I mean the ODND playtest started with 3 unified spell and people like myself automatically knew the issue of Clerics having access to Paladin smites. The designers even today didn't ponder immediately the idea of a high Str cleric casting smite spells.

The 5e skill system breaks down because the designers only envisioned an ultratraditionalist playstyle.
I mean we havent even playtested Dungeons nor Dragons yet for 5.5e. We barely did so in DNDN playtest as well.

How can a skill system that was barely tested at the original Background playtest in the earlystage of DNDN playtest match 2023 D&D?
 

Davinshe

Explorer
The 5e Skill system crashes hard because it was designed around a core very of old school play and settings under assumptions that stopped being popular in the 1980s.

I mean the ODND playtest started with 3 unified spell and people like myself automatically knew the issue of Clerics having access to Paladin smites. The designers even today didn't ponder immediately the idea of a high Str cleric casting smite spells.

The 5e skill system breaks down because the designers only envisioned an ultratraditionalist playstyle.
I mean we havent even playtested Dungeons nor Dragons yet for 5.5e. We barely did so in DNDN playtest as well.

How can a skill system that was barely tested at the original Background playtest in the earlystage of DNDN playtest match 2023 D&D?
I'm dubious of this contention, considering that a true skill system really only came about in the 2000's with 3rd edition. Still, I'd be interested in the specific 1980's play assumptions to which you are referring.
 

tetrasodium

Legend
Supporter
Epic
The 5e Skill system crashes hard because it was designed around a core very of old school play and settings under assumptions that stopped being popular in the 1980s.

I mean the ODND playtest started with 3 unified spell and people like myself automatically knew the issue of Clerics having access to Paladin smites. The designers even today didn't ponder immediately the idea of a high Str cleric casting smite spells.

The 5e skill system breaks down because the designers only envisioned an ultratraditionalist playstyle.
I mean we havent even playtested Dungeons nor Dragons yet for 5.5e. We barely did so in DNDN playtest as well.

How can a skill system that was barely tested at the original Background playtest in the earlystage of DNDN playtest match 2023 D&D?
I think that it goes further than "stopped being popular in the 80's". The designers envisioned ultratriaditionalist players yea, but they didn't build the rules for that playstyle. In 5e's skill system there is a design assumption that making it barebones enough will create that old style of player describes an intent ->gm looks at the PC's build/role in the world & does whatever seems reasonable if justified... Then on the player side they just build a less granular & easier to game reimagining of the 3.x skill system to avoid any need for the "player describes intent" or "if justified" steps.
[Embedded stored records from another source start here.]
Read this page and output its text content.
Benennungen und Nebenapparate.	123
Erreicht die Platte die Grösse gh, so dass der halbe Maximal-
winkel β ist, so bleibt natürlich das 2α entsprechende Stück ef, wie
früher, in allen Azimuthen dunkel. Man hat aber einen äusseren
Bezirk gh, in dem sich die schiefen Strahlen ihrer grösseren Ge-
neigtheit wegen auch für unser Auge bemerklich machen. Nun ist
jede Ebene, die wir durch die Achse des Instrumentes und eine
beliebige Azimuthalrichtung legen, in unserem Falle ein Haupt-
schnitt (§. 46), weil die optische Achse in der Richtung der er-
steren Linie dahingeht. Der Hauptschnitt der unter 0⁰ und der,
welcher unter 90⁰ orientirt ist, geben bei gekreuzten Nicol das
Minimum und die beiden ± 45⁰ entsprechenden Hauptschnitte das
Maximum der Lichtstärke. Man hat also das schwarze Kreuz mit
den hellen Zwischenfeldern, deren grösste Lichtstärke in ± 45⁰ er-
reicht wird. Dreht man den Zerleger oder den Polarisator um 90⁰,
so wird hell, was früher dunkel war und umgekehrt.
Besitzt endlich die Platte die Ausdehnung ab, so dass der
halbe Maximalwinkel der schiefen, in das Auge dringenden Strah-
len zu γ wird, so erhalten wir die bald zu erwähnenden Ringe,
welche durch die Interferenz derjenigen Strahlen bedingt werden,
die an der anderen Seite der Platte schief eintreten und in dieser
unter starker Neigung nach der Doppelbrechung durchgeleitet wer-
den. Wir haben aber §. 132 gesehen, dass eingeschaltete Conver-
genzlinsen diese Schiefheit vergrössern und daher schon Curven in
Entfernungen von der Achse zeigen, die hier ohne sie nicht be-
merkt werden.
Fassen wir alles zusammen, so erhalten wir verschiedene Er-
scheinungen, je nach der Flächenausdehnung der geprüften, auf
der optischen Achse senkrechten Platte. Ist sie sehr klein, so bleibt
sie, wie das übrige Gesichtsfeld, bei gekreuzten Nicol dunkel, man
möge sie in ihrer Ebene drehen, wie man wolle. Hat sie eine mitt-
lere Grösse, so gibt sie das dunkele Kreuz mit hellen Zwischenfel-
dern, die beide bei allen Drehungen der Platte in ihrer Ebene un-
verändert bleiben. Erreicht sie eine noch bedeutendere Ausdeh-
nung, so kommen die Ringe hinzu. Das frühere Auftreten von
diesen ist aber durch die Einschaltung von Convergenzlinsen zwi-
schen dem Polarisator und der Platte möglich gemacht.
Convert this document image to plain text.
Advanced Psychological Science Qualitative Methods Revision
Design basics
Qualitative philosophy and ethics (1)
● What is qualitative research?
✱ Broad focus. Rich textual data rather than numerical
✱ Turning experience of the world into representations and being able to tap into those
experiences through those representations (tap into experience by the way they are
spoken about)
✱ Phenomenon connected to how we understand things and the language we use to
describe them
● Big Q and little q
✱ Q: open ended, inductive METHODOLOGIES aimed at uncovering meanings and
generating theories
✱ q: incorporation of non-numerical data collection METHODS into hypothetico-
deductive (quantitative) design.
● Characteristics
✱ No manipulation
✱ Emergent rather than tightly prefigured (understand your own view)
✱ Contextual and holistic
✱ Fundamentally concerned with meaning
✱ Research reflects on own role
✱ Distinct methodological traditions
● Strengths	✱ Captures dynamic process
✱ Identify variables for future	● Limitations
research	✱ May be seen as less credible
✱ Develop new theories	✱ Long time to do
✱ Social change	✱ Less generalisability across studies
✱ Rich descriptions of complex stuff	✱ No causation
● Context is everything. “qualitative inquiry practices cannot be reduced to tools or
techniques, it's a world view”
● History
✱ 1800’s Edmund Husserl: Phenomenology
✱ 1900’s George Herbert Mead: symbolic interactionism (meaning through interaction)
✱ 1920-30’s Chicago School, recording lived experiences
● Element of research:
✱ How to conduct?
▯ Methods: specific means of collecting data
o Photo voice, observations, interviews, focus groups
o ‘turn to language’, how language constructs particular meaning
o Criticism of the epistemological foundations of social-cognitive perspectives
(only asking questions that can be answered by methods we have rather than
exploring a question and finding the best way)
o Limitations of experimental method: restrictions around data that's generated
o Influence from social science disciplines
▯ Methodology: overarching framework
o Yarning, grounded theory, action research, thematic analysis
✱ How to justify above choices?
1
That loop happened in the older editions because the skill system was basically whatever the GM said it was. It worked when the GM said no or "no but/because/if" because often it was a thing that was a thing that was only possible if the GM extended the system to allow it. Now in 5e the players come to the whole interaction with a concrete mechanical footing that means any form of no or bar raising from the GM is taking away something the player has been told by the rules that they can do
 

Minigiant

Legend
Supporter
I'm dubious of this contention, considering that a true skill system really only came about in the 2000's with 3rd edition. Still, I'd be interested in the specific 1980's play assumptions to which you are referring.
That's the point.

As @tetrasodium stated, the OS the skill system was basically whatever the GM said it was. And what are the only skills that have core clear rules of what they do

  1. Stealth
  2. Perception
  3. Dexterity checks with thieves tools
  4. Medicine

Everything else was basically whatever the GM said it was. You could play 5e core and ignore every skill or tool but those "4". They were the only skills with hard core mechanics. Everything else was optional, variant, or in the DMG. Nothing else had core mechanics, DCs, or obstacles.

This mean the skill list could be anything because outsideof these 4, everything was determined by the DM.